In an Instagram post about the project, he wrote that it “took a lot from me to create and I felt like I died a couple times.” Cathartic energy permeates the record, but it doesn’t radiate through resilient anthems or morose brooding; it’s hammered home in the intensity of songs like album intro “Climate Change,” where he darts over coronation-ready production crafted by go-to producer Dilip and Chuck Inglish, then churns through their caustic beat switch. Most MCs would be satisfied with riding one of the cadences Zeloopers offers here, but he gets off several in just three minutes.
That ingenuity is what fans have come to expect from the Detroit rapper who first started rapping in 2012 and steadily gained traction across the 2010s after signing to Danny Brown’s Bruiser Brigade. Much like Brown, ZelooperZ embraces leftfield techniques and textures in his expression. His vocal pyrotechnics are on full tilt throughout this latest project; on “Bustin Jieber,” he squeakily riffs through melodic flows and complex pockets with ease. He takes a different approach on “Tweakin N Geekin,” where he furiously stacks up bars on the same rhyme scheme — replete with a reverse bar of Missy Elliott’s “Work It” style that perfectly fits the rest of the verse. On the stilted “Arybyz,” he shows remnants of the landslide-like “DMV flow,” while he sounds downright delirious on “Outta Key(s) lalalalala.”

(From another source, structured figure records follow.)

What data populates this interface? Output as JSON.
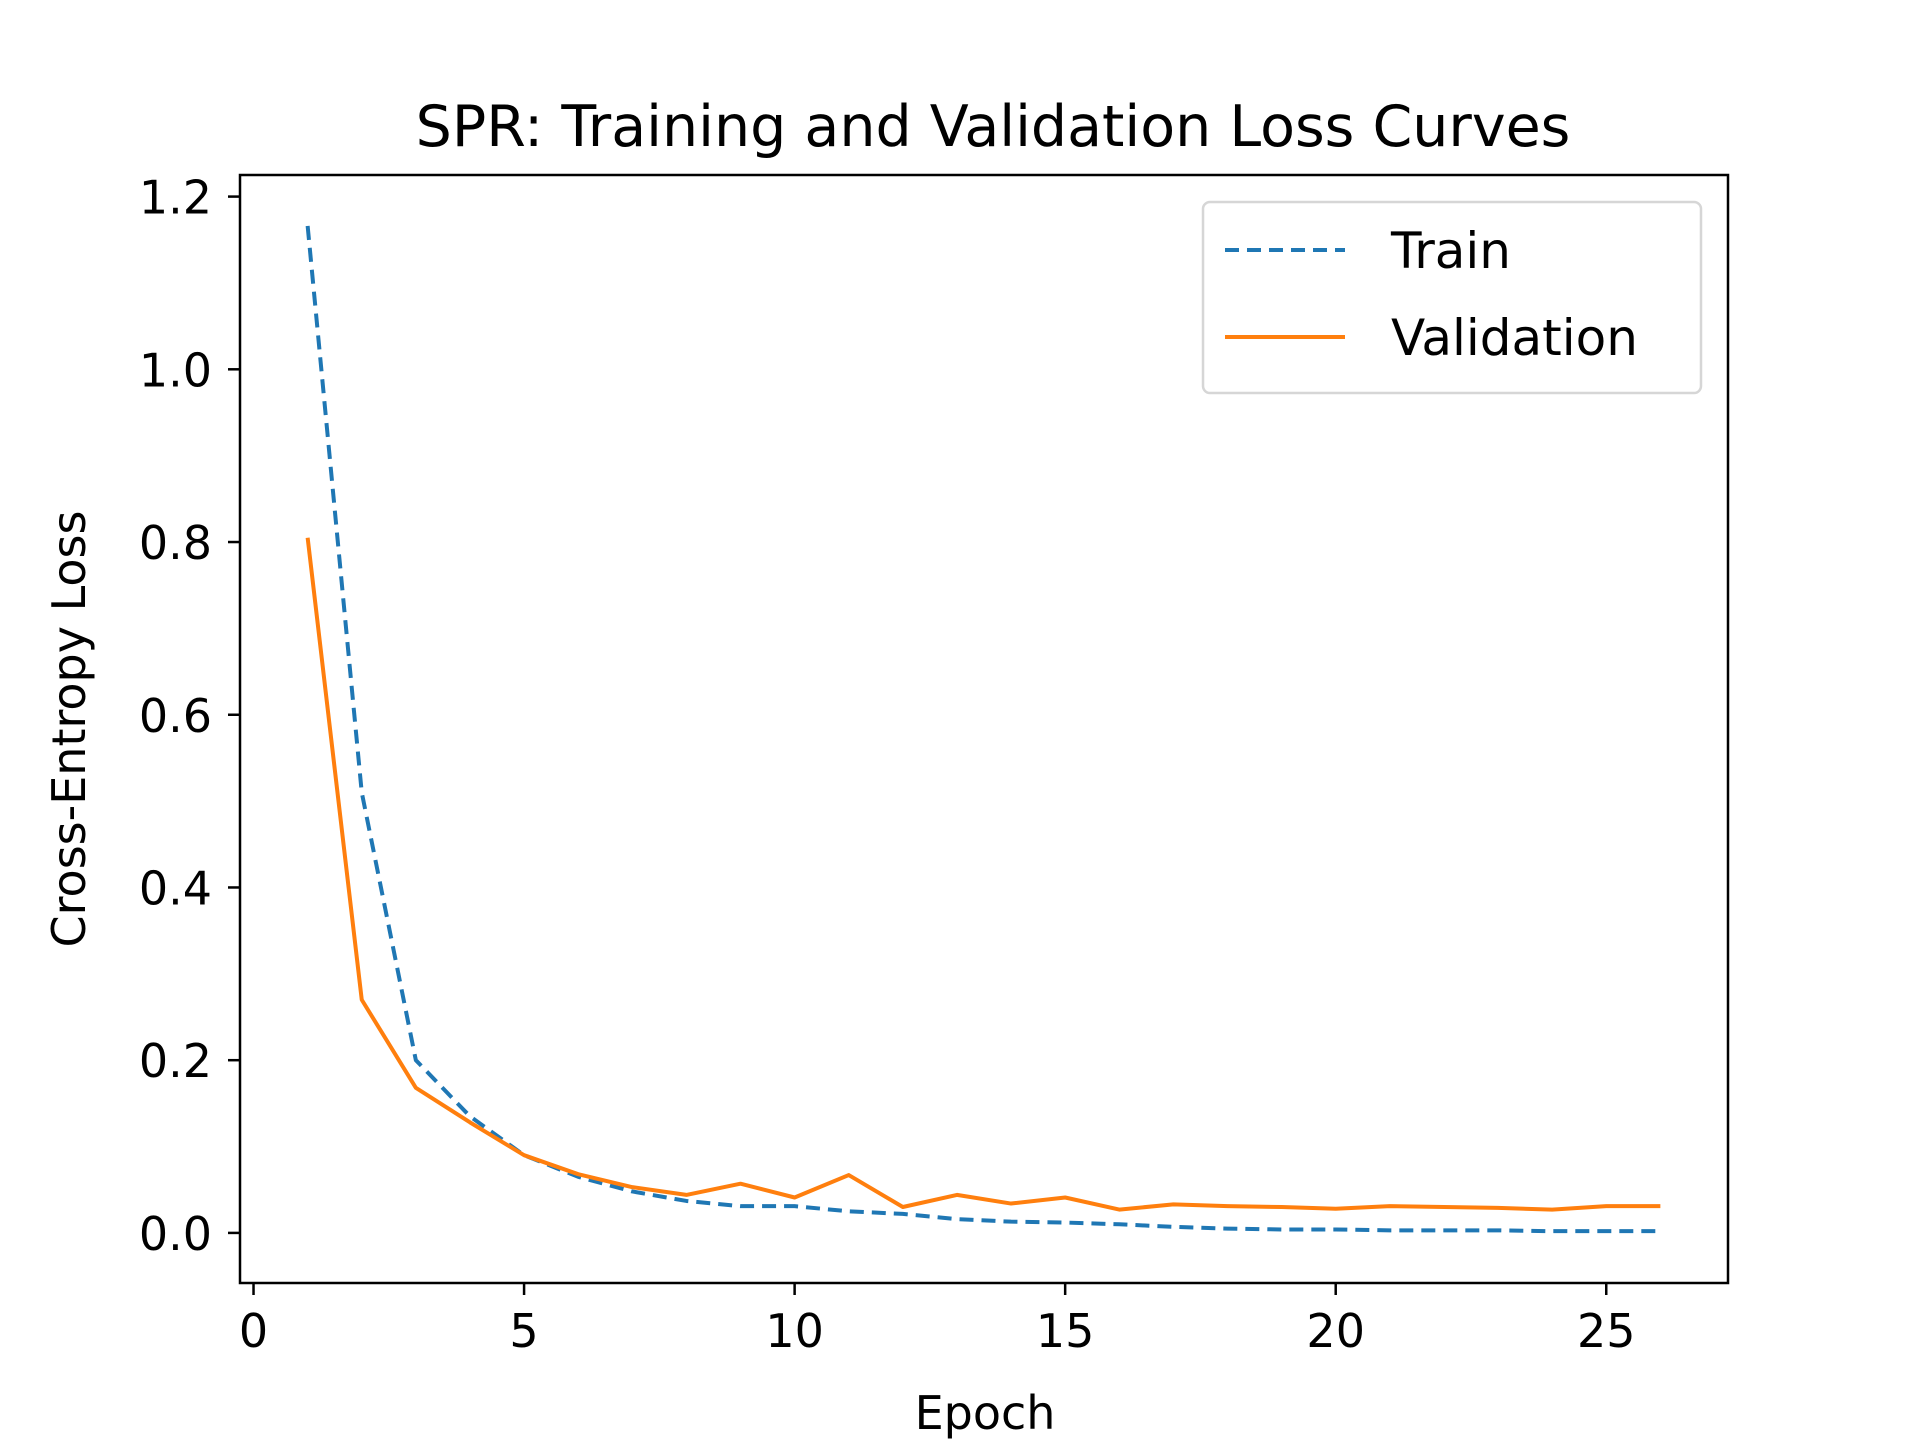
{
  "colors": {
    "train": "#1f77b4",
    "validation": "#ff7f0e"
  },
  "chart_data": {
    "type": "line",
    "title": "SPR: Training and Validation Loss Curves",
    "xlabel": "Epoch",
    "ylabel": "Cross-Entropy Loss",
    "xlim": [
      -0.25,
      27.25
    ],
    "ylim": [
      -0.058,
      1.225
    ],
    "xticks": [
      0,
      5,
      10,
      15,
      20,
      25
    ],
    "xtick_labels": [
      "0",
      "5",
      "10",
      "15",
      "20",
      "25"
    ],
    "yticks": [
      0.0,
      0.2,
      0.4,
      0.6,
      0.8,
      1.0,
      1.2
    ],
    "ytick_labels": [
      "0.0",
      "0.2",
      "0.4",
      "0.6",
      "0.8",
      "1.0",
      "1.2"
    ],
    "grid": false,
    "legend": "upper right",
    "x": [
      1,
      2,
      3,
      4,
      5,
      6,
      7,
      8,
      9,
      10,
      11,
      12,
      13,
      14,
      15,
      16,
      17,
      18,
      19,
      20,
      21,
      22,
      23,
      24,
      25,
      26
    ],
    "series": [
      {
        "name": "Train",
        "style": "dashed",
        "values": [
          1.166,
          0.51,
          0.2,
          0.135,
          0.09,
          0.065,
          0.048,
          0.037,
          0.031,
          0.031,
          0.025,
          0.022,
          0.016,
          0.013,
          0.012,
          0.01,
          0.007,
          0.005,
          0.004,
          0.004,
          0.003,
          0.003,
          0.003,
          0.002,
          0.002,
          0.002
        ]
      },
      {
        "name": "Validation",
        "style": "solid",
        "values": [
          0.805,
          0.27,
          0.168,
          0.128,
          0.09,
          0.068,
          0.053,
          0.044,
          0.057,
          0.041,
          0.067,
          0.03,
          0.044,
          0.034,
          0.041,
          0.027,
          0.033,
          0.031,
          0.03,
          0.028,
          0.031,
          0.03,
          0.029,
          0.027,
          0.031,
          0.031
        ]
      }
    ]
  }
}
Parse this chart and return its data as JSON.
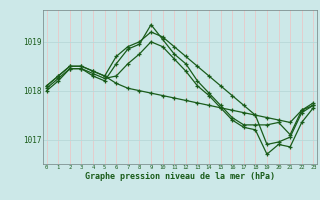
{
  "background_color": "#cce8e8",
  "grid_color_v": "#e8c8c8",
  "grid_color_h": "#b8d8d8",
  "line_color": "#1a5c1a",
  "ylim": [
    1016.5,
    1019.65
  ],
  "yticks": [
    1017,
    1018,
    1019
  ],
  "xlabel": "Graphe pression niveau de la mer (hPa)",
  "series": [
    [
      1018.1,
      1018.3,
      1018.5,
      1018.5,
      1018.4,
      1018.3,
      1018.7,
      1018.9,
      1019.0,
      1019.2,
      1019.1,
      1018.9,
      1018.7,
      1018.5,
      1018.3,
      1018.1,
      1017.9,
      1017.7,
      1017.5,
      1016.9,
      1016.95,
      1017.05,
      1017.55,
      1017.7
    ],
    [
      1018.0,
      1018.2,
      1018.45,
      1018.45,
      1018.3,
      1018.2,
      1018.55,
      1018.85,
      1018.95,
      1019.35,
      1019.05,
      1018.75,
      1018.55,
      1018.2,
      1017.95,
      1017.7,
      1017.45,
      1017.3,
      1017.3,
      1017.3,
      1017.35,
      1017.1,
      1017.6,
      1017.75
    ],
    [
      1018.05,
      1018.25,
      1018.45,
      1018.45,
      1018.35,
      1018.25,
      1018.3,
      1018.55,
      1018.75,
      1019.0,
      1018.9,
      1018.65,
      1018.4,
      1018.1,
      1017.9,
      1017.65,
      1017.4,
      1017.25,
      1017.2,
      1016.7,
      1016.9,
      1016.85,
      1017.35,
      1017.65
    ],
    [
      1018.1,
      1018.3,
      1018.5,
      1018.5,
      1018.4,
      1018.3,
      1018.15,
      1018.05,
      1018.0,
      1017.95,
      1017.9,
      1017.85,
      1017.8,
      1017.75,
      1017.7,
      1017.65,
      1017.6,
      1017.55,
      1017.5,
      1017.45,
      1017.4,
      1017.35,
      1017.6,
      1017.7
    ]
  ]
}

But beyond just his flow, or his technical prowess, or the boundlessness of his voice, it’s about how he puts it all together; ZelooperZ’s key trait is his ambition. No one song is like the next on Microphone Fiend, which was co-crafted by a cadre of producers who give him a canvas of disparate moods to unfurl his elastic flow over. “Demon N Deities” is a smooth soul sample crafted by Kharri and Dilip, where he goes back and forth with an alter-ego, giving the high-pitched, double-timed rhyming miscreant frenetic percussion before dropping the hi-hats and letting the sample shine unimpeded as he rhymes, “Niggas mad at me, I’m inventive and they late.” It wasn’t enough to rap back and forth with himself; he had to give the “other” voice its own beat.
It’s in these moments that listeners understand the studio as a refuge from the “pain” he discussed in his Instagram post. With every blustering verse and creative flourish, you feel the exertion of a master under duress, embracing pressure as his artistic oasis. One listen to Microphone Fiend, and you ponder how many times he and his collaborators asked, “What if we try X?” over the course of its creation. As Tyler, The Creator recently raved, rappers are many things, but most fans hope that in their hearts, they’re simply Microphone Fiends who love the craft of rapping. ZelooperZ is undoubtedly that.